Une détente après des mois de tensions
Alger et Bamako ont confirmé conjointement la levée des restrictions sur leurs espaces aériens, permettant à nouveau les vols civils et militaires entre les deux nations. Le Mali a également annoncé le retour de son ambassadeur en Algérie, rappelé en avril 2025, tandis qu’Alger a confirmé le retour de son représentant diplomatique à Bamako. Ces décisions mettent fin à plus de quinze mois de rupture entre les deux États.
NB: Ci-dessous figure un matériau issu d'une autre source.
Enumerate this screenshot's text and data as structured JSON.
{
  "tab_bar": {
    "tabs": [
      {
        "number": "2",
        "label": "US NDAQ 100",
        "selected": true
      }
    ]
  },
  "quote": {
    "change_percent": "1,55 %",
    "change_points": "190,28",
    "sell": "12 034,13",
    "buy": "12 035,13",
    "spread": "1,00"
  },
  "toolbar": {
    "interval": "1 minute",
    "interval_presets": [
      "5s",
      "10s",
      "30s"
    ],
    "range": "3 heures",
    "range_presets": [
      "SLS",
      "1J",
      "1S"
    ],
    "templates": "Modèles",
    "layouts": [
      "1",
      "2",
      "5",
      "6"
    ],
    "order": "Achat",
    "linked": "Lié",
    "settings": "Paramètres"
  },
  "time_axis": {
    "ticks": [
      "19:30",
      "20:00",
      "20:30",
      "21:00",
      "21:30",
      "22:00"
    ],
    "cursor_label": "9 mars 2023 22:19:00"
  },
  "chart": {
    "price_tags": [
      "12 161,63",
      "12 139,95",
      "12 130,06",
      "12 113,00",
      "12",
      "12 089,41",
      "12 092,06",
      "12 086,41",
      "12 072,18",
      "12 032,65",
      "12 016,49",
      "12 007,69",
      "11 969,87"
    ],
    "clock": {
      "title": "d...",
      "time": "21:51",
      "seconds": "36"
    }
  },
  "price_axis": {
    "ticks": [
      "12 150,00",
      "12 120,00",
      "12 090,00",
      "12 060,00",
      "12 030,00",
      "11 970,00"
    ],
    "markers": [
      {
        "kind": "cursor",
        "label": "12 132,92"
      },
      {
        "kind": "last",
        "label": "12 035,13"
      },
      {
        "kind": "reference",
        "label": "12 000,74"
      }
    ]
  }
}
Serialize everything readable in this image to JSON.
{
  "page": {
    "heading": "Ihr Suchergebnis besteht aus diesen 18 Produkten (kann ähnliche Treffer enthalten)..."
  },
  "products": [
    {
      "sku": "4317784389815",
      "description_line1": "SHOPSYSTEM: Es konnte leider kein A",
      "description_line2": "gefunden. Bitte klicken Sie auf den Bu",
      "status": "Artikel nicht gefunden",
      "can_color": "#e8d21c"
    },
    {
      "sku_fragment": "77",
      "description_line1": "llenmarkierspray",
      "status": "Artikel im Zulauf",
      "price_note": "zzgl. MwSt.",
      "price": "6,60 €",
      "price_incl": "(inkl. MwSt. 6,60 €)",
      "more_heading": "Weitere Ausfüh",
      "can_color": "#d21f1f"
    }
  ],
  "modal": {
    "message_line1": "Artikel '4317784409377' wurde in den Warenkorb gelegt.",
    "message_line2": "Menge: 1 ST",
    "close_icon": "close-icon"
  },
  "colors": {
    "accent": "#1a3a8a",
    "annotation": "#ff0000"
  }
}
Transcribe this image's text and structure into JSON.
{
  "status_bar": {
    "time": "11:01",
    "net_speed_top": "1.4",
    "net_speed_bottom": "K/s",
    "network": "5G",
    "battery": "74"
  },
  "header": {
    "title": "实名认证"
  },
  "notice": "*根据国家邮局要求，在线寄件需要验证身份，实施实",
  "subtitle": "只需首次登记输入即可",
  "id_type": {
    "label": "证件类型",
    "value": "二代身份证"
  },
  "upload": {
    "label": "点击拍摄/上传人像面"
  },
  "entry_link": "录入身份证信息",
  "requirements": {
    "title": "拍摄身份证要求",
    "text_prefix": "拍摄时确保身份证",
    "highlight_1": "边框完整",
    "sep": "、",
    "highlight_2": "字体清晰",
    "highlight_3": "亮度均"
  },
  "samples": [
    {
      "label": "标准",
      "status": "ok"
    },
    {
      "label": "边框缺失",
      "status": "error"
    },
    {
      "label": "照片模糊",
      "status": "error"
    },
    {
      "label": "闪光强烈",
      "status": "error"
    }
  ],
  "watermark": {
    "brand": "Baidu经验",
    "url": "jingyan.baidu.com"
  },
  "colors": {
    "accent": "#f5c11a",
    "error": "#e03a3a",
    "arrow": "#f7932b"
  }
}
Un incident frontalier à l’origine de la crise
Les relations entre l’Algérie et le Mali se sont fortement détériorées après la destruction, en avril 2025, d’un drone militaire malien près de leur frontière commune. L’Algérie avait alors affirmé que l’appareil avait franchi son espace aérien, une version contestée par Bamako, qui soutenait que le drone évoluait sur son territoire. Cet événement avait entraîné le rappel des ambassadeurs, la fermeture des espaces aériens et une série d’accusations croisées entre les deux pays et leurs alliés de l’Alliance des États du Sahel (AES).
Des désaccords persistants malgré une volonté de coopération
Les tensions entre Alger et Bamako remontent à bien avant l’incident du drone. Depuis la prise de pouvoir par la junte militaire malienne en 2020 et 2021, les relations se sont dégradées, notamment en raison des accusations d’ingérence portées par Bamako contre l’Algérie. Ces reproches s’appuient sur le rôle historique joué par Alger dans l’accord de paix de 2015 entre le gouvernement malien et les groupes armés du Nord. Les divergences se sont encore creusées après le soutien public du Mali au plan marocain d’autonomie pour le Sahara occidental, une position en opposition directe avec celle défendue par l’Algérie. Malgré ces divergences, les deux pays partagent une frontière commune et font face à des défis sécuritaires similaires, notamment la lutte contre les groupes armés actifs dans la région du Sahel.